One of the most-anticipated releases of the year is coming this week and is one I’ve never had the pleasure of trying. The beer is commonly known as KBS or Kentucky Breakfast Stout. It will make its nationwide debut for 2019 on Friday, March 15th. KBS is a bourbon barrel-aged imperial stout brewed with coffee and chocolate. It comes in at 12.2% ABV and will be available on draft, in 750mL bottles and in 12oz bottles.
The only breakfast stout that I’ve ever tried is one of my favorite locally crafted beers in St. Louis. It’s the Imperial Breakfast Stout from Denny Foster and Main & Mill. More specifically, the 2018 Oak-Aged Imperial Breakfast Stout is what I had. It’s brewed with cacao nibs, vanilla, cinnamon, Mississippi Mud Espresso, & maple all brought together with a bit of their Buffalo Trace BA base.
But you know what I’ve always wondered? What is a breakfast stout? So, as we near the release of KBS, I reached out to Foster to get a better understanding of what breakfast stouts are all about.
It’s not really a style so much as an idea I think. Everyone may view these stouts a bit differently but we include 5 adjuncts in our big breakfast stout that have some sort of morning connotations: maple syrup, espresso, vanilla, chocolate, and cinnamon. Each ingredient gives a pastry kind of thing and helps form an almost cinnamon roll kind of stout with a coffee chaser.

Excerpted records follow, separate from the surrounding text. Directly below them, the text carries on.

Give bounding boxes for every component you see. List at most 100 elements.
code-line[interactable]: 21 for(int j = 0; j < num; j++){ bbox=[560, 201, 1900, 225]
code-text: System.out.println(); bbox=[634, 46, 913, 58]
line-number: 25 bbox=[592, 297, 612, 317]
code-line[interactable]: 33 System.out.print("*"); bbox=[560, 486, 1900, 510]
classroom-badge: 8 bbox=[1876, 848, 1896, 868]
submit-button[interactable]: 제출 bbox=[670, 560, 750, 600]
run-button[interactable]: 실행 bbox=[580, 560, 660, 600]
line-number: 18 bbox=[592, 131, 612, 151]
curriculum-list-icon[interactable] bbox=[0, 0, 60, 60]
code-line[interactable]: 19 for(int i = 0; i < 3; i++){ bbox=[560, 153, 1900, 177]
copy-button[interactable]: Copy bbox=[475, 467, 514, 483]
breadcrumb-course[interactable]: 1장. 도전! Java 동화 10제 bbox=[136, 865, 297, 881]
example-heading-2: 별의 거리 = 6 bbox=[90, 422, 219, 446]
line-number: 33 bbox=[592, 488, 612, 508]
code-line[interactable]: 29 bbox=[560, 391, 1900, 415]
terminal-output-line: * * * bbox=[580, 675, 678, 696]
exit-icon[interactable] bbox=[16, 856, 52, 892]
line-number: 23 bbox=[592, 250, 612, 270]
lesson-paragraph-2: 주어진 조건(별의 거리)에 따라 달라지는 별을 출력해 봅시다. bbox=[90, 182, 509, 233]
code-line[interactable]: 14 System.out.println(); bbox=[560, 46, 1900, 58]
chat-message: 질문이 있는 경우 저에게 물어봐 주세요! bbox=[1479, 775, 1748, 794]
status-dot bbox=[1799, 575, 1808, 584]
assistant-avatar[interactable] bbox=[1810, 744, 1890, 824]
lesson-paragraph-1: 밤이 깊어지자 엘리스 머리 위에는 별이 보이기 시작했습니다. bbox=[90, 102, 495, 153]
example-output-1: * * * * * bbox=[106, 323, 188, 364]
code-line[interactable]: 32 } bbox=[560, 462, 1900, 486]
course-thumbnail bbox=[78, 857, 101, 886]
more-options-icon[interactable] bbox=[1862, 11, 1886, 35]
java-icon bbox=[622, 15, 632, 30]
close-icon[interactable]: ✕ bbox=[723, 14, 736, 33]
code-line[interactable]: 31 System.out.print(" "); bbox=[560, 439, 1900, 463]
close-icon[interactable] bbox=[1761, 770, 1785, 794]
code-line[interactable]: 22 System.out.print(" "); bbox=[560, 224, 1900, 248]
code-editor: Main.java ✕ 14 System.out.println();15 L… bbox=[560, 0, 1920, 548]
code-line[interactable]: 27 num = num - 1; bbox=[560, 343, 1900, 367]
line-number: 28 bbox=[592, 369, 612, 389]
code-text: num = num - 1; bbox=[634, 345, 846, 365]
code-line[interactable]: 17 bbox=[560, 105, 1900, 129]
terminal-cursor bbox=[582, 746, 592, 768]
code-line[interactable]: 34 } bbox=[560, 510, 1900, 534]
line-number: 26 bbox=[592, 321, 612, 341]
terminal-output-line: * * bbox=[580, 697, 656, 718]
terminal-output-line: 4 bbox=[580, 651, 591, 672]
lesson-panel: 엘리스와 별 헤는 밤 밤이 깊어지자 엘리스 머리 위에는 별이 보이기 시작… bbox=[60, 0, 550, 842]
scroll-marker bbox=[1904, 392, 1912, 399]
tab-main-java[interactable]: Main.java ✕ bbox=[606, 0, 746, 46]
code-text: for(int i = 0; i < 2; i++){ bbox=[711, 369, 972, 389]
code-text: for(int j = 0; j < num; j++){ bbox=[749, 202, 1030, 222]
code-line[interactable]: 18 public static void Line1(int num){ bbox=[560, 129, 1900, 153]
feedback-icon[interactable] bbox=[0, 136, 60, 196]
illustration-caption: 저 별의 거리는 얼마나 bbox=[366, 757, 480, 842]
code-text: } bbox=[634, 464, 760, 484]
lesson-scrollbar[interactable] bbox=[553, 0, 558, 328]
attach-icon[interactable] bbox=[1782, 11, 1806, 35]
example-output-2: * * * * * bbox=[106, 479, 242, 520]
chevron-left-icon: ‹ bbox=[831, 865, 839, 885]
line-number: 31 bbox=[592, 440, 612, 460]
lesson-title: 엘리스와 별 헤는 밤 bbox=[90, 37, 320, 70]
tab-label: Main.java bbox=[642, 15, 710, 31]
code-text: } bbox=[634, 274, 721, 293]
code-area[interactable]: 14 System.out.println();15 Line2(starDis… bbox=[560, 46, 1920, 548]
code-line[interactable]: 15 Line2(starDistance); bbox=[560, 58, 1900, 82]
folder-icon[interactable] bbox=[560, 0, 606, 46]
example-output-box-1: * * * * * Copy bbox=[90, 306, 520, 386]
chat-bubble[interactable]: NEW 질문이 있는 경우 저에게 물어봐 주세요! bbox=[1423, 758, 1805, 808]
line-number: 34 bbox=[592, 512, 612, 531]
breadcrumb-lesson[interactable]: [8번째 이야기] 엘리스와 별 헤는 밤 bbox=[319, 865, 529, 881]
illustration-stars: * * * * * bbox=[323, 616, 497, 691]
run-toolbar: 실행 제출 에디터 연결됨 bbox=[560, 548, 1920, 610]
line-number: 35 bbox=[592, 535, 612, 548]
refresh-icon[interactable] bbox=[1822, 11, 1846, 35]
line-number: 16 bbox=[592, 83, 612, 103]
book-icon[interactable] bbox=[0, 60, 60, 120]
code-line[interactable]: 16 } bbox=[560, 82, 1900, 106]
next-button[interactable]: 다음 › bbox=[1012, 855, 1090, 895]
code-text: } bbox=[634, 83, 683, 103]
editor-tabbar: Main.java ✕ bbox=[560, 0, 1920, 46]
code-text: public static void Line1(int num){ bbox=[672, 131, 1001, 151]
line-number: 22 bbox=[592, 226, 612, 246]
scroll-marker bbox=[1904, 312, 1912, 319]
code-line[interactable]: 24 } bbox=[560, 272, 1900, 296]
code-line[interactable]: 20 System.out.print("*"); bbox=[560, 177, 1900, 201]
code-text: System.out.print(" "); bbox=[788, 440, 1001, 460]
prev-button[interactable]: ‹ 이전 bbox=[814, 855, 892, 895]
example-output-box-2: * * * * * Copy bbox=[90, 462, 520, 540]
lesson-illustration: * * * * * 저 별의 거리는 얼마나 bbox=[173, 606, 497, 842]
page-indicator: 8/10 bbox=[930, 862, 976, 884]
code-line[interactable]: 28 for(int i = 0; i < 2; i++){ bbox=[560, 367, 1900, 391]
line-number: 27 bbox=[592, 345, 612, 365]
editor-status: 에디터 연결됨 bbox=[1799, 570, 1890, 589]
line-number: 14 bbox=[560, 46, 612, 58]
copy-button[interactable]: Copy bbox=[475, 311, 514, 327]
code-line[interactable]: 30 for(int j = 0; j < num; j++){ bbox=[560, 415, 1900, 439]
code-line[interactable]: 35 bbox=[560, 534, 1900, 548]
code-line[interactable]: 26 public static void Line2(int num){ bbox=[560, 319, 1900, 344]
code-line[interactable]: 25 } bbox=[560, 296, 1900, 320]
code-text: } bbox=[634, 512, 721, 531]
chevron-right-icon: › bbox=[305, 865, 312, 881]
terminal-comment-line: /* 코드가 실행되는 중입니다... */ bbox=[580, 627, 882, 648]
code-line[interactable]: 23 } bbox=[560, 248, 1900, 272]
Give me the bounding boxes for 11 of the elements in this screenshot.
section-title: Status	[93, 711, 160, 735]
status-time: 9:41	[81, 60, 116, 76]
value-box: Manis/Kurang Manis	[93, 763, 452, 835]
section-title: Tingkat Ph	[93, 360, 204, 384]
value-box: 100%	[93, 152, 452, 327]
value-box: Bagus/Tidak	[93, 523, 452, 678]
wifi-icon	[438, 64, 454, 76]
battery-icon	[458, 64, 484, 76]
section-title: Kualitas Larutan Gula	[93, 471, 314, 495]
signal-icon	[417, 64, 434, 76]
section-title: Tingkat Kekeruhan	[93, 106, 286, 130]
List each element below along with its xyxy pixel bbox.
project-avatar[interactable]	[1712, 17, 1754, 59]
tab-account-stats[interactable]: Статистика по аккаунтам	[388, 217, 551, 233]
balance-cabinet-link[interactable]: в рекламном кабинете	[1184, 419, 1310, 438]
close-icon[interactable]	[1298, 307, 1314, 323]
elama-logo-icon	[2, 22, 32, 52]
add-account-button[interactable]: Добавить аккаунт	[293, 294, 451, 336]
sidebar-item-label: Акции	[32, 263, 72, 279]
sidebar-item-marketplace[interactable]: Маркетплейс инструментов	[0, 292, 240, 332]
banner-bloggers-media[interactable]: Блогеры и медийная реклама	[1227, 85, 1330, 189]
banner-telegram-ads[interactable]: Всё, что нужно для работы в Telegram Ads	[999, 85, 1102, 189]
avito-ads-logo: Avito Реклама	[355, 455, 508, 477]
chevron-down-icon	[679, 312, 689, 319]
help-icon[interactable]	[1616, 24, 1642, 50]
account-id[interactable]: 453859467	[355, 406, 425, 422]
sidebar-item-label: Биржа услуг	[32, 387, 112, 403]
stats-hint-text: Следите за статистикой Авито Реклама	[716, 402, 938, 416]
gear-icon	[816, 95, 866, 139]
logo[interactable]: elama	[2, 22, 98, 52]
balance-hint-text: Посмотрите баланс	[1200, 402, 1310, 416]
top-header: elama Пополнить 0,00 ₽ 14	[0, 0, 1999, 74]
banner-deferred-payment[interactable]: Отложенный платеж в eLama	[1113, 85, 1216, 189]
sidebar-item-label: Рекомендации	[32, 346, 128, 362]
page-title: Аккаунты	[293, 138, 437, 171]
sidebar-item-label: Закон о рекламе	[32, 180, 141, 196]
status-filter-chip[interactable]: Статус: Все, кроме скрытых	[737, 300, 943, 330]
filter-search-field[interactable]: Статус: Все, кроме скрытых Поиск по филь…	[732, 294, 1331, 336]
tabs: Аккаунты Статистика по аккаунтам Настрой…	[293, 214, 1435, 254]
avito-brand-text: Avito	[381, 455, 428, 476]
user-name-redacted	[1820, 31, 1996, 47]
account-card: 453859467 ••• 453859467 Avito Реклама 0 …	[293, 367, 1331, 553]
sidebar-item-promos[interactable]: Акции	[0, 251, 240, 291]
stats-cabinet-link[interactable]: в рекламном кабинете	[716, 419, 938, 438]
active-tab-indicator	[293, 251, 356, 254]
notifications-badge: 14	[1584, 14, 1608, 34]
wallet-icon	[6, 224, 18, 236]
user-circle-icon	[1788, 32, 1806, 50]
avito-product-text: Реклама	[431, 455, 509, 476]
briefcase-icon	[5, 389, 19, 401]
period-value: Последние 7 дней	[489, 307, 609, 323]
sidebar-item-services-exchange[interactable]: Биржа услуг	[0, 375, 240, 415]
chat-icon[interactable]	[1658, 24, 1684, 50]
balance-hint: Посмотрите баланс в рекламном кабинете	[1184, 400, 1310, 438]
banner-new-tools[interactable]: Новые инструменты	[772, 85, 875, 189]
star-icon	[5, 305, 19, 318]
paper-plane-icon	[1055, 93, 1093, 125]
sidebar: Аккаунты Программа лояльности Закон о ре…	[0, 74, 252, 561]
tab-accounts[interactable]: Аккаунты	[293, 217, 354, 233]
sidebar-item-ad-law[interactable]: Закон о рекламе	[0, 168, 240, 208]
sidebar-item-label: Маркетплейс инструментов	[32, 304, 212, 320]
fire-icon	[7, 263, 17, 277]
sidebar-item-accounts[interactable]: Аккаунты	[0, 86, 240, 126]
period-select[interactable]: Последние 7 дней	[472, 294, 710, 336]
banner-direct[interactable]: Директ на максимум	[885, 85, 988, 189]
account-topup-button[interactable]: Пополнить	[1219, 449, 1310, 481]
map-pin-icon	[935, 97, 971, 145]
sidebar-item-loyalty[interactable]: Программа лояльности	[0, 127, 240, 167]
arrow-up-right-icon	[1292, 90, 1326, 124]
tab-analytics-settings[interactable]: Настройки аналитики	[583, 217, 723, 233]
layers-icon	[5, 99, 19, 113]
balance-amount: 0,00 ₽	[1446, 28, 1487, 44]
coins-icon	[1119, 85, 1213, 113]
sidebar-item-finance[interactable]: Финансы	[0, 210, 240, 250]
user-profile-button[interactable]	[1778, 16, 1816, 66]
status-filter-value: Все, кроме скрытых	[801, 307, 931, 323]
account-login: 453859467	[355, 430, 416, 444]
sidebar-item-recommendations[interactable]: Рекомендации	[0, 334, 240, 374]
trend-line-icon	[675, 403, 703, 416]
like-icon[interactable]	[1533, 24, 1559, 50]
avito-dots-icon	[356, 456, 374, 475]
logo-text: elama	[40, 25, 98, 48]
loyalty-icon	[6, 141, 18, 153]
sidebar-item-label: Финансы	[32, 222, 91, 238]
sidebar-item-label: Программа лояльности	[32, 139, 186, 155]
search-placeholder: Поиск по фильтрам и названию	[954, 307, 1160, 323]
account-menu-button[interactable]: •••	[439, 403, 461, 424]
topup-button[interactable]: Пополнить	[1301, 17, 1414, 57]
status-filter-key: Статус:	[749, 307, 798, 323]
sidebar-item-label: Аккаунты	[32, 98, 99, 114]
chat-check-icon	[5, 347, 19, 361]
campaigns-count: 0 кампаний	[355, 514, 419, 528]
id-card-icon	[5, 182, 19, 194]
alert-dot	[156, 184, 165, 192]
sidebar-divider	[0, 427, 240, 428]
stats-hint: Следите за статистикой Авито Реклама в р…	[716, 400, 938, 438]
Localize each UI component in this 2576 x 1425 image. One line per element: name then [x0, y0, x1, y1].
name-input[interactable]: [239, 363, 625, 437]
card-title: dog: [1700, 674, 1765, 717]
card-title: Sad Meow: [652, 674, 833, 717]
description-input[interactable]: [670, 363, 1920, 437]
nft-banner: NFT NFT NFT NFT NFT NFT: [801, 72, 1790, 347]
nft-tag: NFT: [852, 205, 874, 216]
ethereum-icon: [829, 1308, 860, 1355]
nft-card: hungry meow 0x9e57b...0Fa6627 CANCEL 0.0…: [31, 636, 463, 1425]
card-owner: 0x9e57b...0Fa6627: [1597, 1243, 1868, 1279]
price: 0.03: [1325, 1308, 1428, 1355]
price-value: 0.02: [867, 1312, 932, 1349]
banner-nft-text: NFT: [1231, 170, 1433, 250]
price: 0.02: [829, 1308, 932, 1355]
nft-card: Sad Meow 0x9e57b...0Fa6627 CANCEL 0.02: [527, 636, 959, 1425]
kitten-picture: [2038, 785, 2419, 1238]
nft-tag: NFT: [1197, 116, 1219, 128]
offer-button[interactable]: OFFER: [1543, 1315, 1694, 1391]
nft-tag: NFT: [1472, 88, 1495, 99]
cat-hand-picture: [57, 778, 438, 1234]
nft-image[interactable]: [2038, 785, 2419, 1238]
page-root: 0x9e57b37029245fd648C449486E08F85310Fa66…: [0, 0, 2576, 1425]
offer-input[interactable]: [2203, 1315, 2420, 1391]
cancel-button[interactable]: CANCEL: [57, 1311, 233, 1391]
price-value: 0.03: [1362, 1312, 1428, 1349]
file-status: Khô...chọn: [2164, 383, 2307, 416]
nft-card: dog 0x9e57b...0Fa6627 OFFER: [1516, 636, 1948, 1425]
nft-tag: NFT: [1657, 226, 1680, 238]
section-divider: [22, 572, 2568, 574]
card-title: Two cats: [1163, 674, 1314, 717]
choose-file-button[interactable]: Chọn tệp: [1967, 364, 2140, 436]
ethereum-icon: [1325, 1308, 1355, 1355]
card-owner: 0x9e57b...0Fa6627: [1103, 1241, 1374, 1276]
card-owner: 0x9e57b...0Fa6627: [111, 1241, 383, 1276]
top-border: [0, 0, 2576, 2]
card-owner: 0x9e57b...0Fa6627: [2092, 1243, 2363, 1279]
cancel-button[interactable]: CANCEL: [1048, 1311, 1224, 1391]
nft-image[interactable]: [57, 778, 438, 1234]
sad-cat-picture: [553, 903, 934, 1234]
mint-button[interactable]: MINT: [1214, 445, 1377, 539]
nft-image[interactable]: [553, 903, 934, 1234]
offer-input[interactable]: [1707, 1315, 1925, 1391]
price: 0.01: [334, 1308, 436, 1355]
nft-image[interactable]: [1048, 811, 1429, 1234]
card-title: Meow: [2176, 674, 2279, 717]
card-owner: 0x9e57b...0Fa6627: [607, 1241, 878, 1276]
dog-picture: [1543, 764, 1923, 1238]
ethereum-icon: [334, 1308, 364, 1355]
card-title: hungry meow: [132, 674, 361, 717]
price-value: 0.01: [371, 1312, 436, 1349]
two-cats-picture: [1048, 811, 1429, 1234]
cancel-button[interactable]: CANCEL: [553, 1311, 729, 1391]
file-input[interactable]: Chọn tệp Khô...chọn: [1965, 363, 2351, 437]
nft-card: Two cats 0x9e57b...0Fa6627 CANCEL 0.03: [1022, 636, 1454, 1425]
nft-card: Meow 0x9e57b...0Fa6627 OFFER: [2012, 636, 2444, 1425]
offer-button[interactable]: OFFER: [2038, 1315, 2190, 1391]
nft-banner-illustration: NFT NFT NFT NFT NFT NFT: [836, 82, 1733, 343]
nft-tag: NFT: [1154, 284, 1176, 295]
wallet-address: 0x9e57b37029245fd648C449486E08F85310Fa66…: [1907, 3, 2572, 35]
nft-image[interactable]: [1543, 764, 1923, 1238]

5-6 years ago when we were basically homebrewing for festivals we had a big goal of wanting to make session stouts loaded with flavor. This led immediately to a few different breakfast related beers, including our Imperial Breakfast Stout but also Morning Session Stout and Missouri Brunch Stout.
We wanted to nail these because we love stouts, love coffee in stouts, and felt that other adjuncts could work together to create layers of complexity in different ways. These stouts have led to new people getting into stouts that may not have otherwise jumped to the style.
Overall, it’s about creating something that you think people will love. We enjoy these ingredients and like to create a balance between each adjunct and the base beer. Whether it’s a breakfast stout, or Mexican chocolate stout, it’s always about showing off ingredients while making sure the base stout still shines through.